Christian Jones

No. 72 – Chicago Bears
- Position: Offensive tackle
- Roster status: Practice squad

Personal information
- Born: May 12, 2000 (age 26) Houston, Texas, U.S.
- Listed height: 6 ft 5 in (1.96 m)
- Listed weight: 320 lb (145 kg)

Career information
- High school: Cypress Woods (TX)
- College: Texas (2018–2023)
- NFL draft: 2024: 5th round, 162nd overall pick

Career history
- Arizona Cardinals (2024–2025); Chicago Bears (2026–present)*;
- * Offseason or practice squad member only

Career NFL statistics as of 2025
- Games played: 4
- Games started: 1
- Stats at Pro Football Reference

= Christian Jones (offensive lineman) =

American football player (born 2000)

Christian Jones (born May 12, 2000) is an American professional football offensive tackle for the Chicago Bears of the National Football League (NFL). He played college football for the Texas Longhorns and was selected by the Arizona Cardinals in the fifth round of the 2024 NFL draft.

==Early life==
Born in Houston, Texas, Jones grew up playing soccer and did not try out football until his junior year at Cypress Woods High School. He started as a defensive end and posted 17 tackles in 2016, before also playing offensive lineman as a senior in 2017; he was team captain in his last year and was first-team all-district. A three-star recruit, he committed to play college football for the Texas Longhorns after having flipped from the SMU Mustangs.

==College career==
As a true freshman at Texas in 2018, Jones saw no playing time. He then played 13 games on special teams in 2019. He became a full-time starter in the 2020 season, starting all 10 games, including nine at right tackle and one at left tackle. In 2021, he started all 12 games. Jones then started all 13 games in the 2022 season and was named honorable mention All-Big 12 Conference after helping Bijan Robinson run for 1,580 yards and 18 touchdowns. He returned for a final season in 2023 and started all 13 games, being named honorable mention all-conference and second-team All-Texas by Dave Campbell's Texas Football. He ended his collegiate career with 61 games played, 48 as a starter, and was invited to the Senior Bowl.

==Professional career==

Pre-draft measurables
| Height | Weight | Arm length | Hand span | Wingspan | 40-yard dash | 10-yard split | 20-yard split | 20-yard shuttle | Three-cone drill | Bench press |
| 6 ft 5+1⁄4 in (1.96 m) | 305 lb (138 kg) | 34+1⁄2 in (0.88 m) | 10+5⁄8 in (0.27 m) | 6 ft 11+5⁄8 in (2.12 m) | 5.04 s | 1.78 s | 2.94 s | 4.75 s | 8.00 s | 20 reps |
All values from NFL Combine/Pro Day

=== Arizona Cardinals ===
Jones was selected 162nd overall by the Arizona Cardinals in the fifth round of the 2024 NFL draft. He was placed on injured reserve on August 27, 2024 with an ankle injury. He was activated on October 23.
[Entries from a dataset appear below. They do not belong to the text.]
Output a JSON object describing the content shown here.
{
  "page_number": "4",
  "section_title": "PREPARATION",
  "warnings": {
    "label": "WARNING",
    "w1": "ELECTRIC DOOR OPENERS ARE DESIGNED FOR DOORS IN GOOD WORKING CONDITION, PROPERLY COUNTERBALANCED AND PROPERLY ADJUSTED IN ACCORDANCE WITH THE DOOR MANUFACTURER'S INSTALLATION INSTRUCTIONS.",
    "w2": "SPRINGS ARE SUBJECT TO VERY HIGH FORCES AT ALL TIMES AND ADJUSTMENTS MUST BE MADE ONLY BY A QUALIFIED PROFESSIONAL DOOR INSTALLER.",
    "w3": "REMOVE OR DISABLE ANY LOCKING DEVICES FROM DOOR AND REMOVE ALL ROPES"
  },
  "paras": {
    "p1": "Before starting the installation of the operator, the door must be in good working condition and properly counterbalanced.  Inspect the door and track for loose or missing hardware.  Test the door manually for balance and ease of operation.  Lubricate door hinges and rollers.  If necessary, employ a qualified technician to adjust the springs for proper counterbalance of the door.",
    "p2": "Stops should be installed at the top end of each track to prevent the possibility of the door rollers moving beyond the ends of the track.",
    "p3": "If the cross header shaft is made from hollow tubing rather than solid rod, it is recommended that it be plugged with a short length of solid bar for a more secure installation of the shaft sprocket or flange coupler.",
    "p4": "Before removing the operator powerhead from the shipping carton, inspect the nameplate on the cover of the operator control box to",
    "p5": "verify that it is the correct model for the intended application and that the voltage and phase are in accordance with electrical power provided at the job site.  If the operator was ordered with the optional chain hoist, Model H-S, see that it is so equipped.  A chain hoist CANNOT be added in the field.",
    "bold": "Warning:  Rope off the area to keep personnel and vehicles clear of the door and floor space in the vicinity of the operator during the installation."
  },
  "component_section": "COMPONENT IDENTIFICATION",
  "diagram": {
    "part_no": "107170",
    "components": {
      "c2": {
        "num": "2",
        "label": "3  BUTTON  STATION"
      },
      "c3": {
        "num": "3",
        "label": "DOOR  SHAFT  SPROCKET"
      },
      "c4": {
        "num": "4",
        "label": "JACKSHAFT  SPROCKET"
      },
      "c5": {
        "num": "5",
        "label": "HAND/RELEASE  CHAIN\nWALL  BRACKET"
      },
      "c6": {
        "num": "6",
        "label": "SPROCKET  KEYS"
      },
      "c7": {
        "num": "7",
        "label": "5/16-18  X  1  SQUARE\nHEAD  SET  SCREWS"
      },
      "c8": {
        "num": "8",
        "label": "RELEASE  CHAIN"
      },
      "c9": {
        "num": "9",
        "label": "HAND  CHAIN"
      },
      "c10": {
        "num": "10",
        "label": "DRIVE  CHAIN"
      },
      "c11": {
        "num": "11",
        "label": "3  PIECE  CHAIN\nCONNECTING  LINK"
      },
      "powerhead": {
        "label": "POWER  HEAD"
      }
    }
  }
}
Jones was placed on injured reserve on August 26, 2025 after suffering a knee injury in the preseason. He was activated on December 13, ahead of the team's Week 15 matchup against the Houston Texans.

On August 30, 2026, Jones was waived as part of final roster cuts.

=== Chicago Bears ===
On August 31, 2026, Jones was signed to the Chicago Bears practice squad.